Closed wbprice closed 10 years ago
Are you finding a listing for the restaurant with no inspection data specifically or just no listing for the restaurant at all? I'm having trouble finding these restaurants at all in the MongoDB. Either way it sounds like missing data since I've verified that both of these are on the Healthspace site and have inspections. Strange since we have quite a few vendors for Virginia Beach. I will run the scraper again today to see if it picks up anything.
Well, shoot. Just discovered a major flaw in the scraper design. We've still got more work to do before the database is complete.
What is it??
On Sunday, May 4, 2014, Tommy Tavenner notifications@github.com wrote:
Well, shoot. Just discovered a major flaw in the scraper design. We've still got more work to do before the database is complete.
— Reply to this email directly or view it on GitHubhttps://github.com/c4hrva/open-health-inspection-app/issues/43#issuecomment-42132056 .

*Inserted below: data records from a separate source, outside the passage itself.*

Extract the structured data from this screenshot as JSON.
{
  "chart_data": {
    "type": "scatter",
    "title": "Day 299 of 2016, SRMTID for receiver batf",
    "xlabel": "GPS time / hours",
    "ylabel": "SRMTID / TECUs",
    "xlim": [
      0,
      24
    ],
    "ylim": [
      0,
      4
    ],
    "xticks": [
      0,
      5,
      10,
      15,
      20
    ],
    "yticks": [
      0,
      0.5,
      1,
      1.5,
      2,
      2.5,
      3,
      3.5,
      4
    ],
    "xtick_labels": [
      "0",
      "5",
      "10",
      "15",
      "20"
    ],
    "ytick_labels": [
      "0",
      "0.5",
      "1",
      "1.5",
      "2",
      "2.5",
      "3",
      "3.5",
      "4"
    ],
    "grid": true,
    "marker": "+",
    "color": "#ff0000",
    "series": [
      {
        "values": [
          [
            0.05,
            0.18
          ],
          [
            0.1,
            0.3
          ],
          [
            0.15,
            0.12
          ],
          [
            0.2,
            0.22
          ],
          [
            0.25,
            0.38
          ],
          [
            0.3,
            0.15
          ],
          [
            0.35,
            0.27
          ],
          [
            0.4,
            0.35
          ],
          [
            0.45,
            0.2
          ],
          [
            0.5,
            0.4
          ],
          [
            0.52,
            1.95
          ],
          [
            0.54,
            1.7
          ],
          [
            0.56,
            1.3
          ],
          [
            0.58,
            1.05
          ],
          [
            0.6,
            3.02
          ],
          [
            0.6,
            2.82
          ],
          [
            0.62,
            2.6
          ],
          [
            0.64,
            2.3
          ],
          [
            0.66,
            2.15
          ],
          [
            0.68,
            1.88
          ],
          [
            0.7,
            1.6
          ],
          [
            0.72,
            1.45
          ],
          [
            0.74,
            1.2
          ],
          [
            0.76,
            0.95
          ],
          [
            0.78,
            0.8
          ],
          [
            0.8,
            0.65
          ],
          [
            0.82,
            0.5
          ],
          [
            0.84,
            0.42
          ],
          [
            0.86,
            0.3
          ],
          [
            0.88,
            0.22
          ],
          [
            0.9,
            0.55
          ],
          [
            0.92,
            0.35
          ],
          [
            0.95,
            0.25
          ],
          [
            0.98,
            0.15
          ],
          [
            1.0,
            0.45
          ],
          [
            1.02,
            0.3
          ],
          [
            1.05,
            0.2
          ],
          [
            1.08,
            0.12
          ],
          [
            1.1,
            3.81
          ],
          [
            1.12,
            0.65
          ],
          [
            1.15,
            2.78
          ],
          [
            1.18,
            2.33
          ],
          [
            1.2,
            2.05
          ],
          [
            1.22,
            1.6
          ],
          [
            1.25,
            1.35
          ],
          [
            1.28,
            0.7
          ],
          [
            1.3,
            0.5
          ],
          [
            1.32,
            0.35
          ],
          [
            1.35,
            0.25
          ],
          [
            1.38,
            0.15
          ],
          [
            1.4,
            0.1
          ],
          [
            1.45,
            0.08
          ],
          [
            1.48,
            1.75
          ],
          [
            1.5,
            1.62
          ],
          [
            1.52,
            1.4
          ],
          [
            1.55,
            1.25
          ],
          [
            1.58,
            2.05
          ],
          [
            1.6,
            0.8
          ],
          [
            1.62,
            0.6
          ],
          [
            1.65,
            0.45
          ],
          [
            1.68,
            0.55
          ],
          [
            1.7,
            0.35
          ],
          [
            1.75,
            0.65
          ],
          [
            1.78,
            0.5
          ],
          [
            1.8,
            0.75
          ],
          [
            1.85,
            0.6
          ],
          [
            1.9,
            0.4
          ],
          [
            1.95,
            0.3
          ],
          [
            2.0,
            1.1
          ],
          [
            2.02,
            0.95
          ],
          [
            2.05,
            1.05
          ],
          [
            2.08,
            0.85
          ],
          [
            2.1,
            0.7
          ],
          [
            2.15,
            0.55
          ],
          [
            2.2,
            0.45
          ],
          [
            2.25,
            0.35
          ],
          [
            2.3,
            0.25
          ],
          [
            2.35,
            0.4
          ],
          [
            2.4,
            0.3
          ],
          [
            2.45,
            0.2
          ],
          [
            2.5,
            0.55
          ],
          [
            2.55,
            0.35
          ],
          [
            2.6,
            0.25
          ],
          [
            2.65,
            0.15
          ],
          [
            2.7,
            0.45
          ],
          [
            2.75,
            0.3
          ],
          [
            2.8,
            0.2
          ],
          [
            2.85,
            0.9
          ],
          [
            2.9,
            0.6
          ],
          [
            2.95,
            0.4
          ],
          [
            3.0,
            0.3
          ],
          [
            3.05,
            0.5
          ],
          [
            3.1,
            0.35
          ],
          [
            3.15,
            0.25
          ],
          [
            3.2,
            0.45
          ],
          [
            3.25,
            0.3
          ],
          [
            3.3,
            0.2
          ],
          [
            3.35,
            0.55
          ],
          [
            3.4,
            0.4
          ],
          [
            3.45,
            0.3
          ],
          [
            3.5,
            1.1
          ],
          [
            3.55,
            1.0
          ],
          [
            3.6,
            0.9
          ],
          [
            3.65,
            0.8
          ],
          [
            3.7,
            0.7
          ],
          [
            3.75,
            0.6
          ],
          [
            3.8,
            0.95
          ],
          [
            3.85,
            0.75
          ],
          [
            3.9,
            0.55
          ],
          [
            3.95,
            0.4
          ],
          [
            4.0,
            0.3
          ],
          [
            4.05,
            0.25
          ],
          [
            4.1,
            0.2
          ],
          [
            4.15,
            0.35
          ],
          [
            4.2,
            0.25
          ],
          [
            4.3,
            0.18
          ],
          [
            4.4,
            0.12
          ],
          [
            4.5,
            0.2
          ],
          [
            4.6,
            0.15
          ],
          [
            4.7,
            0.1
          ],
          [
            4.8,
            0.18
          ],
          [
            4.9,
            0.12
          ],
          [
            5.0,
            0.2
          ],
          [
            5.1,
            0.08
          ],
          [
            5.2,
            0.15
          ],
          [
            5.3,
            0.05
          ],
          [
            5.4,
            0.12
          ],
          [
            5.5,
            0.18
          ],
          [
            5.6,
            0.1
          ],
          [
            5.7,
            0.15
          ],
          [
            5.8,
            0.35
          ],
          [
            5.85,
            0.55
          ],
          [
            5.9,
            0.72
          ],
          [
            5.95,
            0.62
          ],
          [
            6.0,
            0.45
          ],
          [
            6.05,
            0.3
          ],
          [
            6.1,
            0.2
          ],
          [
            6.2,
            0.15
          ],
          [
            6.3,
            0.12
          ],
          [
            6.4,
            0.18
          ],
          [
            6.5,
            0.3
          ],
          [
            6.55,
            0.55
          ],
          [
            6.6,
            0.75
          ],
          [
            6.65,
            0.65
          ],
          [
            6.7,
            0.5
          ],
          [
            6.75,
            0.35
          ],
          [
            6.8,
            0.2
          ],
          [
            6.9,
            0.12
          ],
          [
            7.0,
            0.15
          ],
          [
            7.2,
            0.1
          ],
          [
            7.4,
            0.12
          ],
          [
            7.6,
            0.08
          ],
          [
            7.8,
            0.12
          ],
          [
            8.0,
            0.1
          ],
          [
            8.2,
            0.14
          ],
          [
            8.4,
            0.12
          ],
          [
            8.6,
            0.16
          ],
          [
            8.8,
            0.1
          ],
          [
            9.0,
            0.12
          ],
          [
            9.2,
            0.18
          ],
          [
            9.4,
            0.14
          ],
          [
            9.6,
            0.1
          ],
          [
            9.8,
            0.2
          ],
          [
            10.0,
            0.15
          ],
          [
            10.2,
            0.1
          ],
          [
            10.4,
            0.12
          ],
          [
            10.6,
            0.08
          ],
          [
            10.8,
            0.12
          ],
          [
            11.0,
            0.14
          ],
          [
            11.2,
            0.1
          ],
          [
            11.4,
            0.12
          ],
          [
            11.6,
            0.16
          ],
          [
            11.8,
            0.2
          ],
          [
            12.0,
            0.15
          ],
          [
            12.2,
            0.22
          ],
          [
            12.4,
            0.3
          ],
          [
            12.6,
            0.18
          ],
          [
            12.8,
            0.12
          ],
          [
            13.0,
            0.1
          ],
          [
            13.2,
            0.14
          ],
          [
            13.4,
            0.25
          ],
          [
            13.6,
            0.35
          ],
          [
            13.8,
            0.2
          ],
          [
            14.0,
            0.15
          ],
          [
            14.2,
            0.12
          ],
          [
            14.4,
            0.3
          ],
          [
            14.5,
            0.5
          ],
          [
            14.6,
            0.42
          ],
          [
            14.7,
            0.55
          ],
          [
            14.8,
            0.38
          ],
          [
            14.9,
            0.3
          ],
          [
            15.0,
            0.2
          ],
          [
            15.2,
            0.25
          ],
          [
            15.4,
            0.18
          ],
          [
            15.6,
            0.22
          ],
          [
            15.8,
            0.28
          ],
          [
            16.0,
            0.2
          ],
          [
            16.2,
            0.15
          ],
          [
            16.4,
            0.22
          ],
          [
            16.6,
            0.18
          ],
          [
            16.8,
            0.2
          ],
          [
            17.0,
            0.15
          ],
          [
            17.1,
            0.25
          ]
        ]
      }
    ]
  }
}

The query system behind the Healthspace site has a hard limit of 1,000 results returned. So in places with more than 1,000 vendors, querying for 10,000 results ('Count=10000') still only returns the first 1,000. You need to iterate over the page using a 'start=' variable until the page returns 'No Results'. It should be a pretty easy fix and it should only effect a small number of cities. I am also taking it as an opportunity to update the scraper to use SmartyStreets for geocoding.
Updated the scraper and re-ran it specifically on VA Beach as a test. It successfully added all the vendors between P and Z. I am re-running it for the rest of the file now.
My favorite sushi place thanks you. http://c4hrva.github.io/open-health-inspection-app/#/vendor/53664939afbfd1046cecbbfb
the app is looking sharp @wbprice, the repeat symbol took me a second to realize.
I've noticed a couple of instances where there isn't inspection data in the database for specific restaurants. As examples, I don't see anything for Pho 79 and This Old House where I live.
I wondering if this is an instance of that information just not being in the database or some other problem.